3. The two hospitals carry on as is until a union is made desirable, either by the influence of Obamacare or the desire of the original physician investors to recoup their investments.

“The best option would be to have the hospital buy” Ohio Valley, said Gabbard.

“The best scenario for Springfield would be to have one large medical campus downtown without competing interests, with a community hospital, a boutique surgery hospital and a cancer center.”

He called that possibility “state of the art and ideal. No other community I know of has that has that kind of setup.”

Nedelman said Ohio Valley doctors “think we’re going to need to affiliate with a larger, stronger health care system for a variety of reasons.”

One may involve the likelihood that hospital-employed physicians are more likely to refer their patients to Springfield Regional for surgical procedures.

Nedelman said partnership is a different concept than ownership, and because the surgical hospital allows surgeons more autonomy, “We’re not looking to be bought out.”

Springfield Regional’s administration is talking in more conciliatory tones.

“We’re in a different place” in relationship to the surgical hospital,” said Springfield Regional’s Hagens, “and I believe some of the decisions made in the past wouldn’t be made now.”

“We’re approaching the future with an openness to collaboration and working closely with the physicians from Ohio Valley.”
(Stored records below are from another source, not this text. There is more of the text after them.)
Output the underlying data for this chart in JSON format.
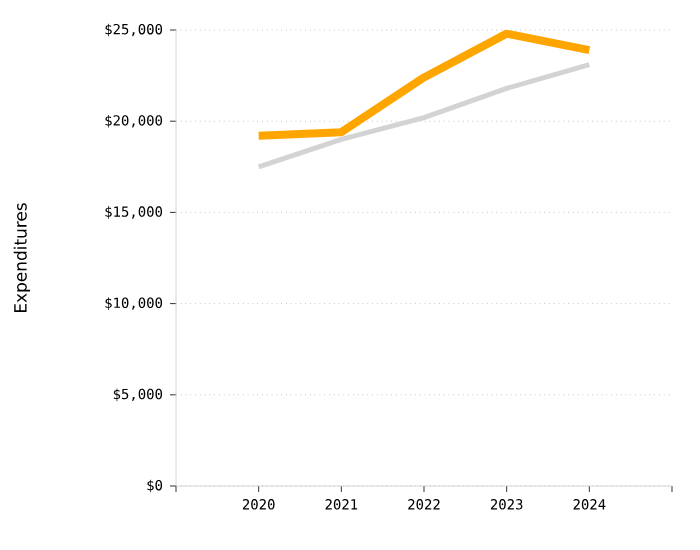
{
  "chart_data": {
    "type": "line",
    "ylabel": "Expenditures",
    "categories": [
      "2020",
      "2021",
      "2022",
      "2023",
      "2024"
    ],
    "series": [
      {
        "color": "#d3d3d3",
        "values": [
          17500,
          19000,
          20200,
          21800,
          23100
        ]
      },
      {
        "color": "#ffa500",
        "values": [
          19200,
          19400,
          22400,
          24800,
          23900
        ]
      }
    ],
    "ylim": [
      0,
      25000
    ],
    "yticks": [
      {
        "value": 0,
        "label": "$0"
      },
      {
        "value": 5000,
        "label": "$5,000"
      },
      {
        "value": 10000,
        "label": "$10,000"
      },
      {
        "value": 15000,
        "label": "$15,000"
      },
      {
        "value": 20000,
        "label": "$20,000"
      },
      {
        "value": 25000,
        "label": "$25,000"
      }
    ],
    "grid": "y"
  }
}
Bryan Bucklew, president and CEO of the Greater Dayton Area Hospital Association, said the existence of Springfield Regional and a freestanding surgical hospital represents “a big challenge for Springfield,” but added that “what Springfield is experiencing, the Dayton market experienced five or six years ago.”

Bucklew said changing Medicare rates eventually made the freestanding hospitals less financially viable, and many of those hospitals “have figured out a way to connect with other partners.”

He said most believe the Affordable Care Act will have the same effect.

“Every situation’s unique,” he said, but in a time with so much uncertainty about the future of health care, many see advantages in in being part of a larger system.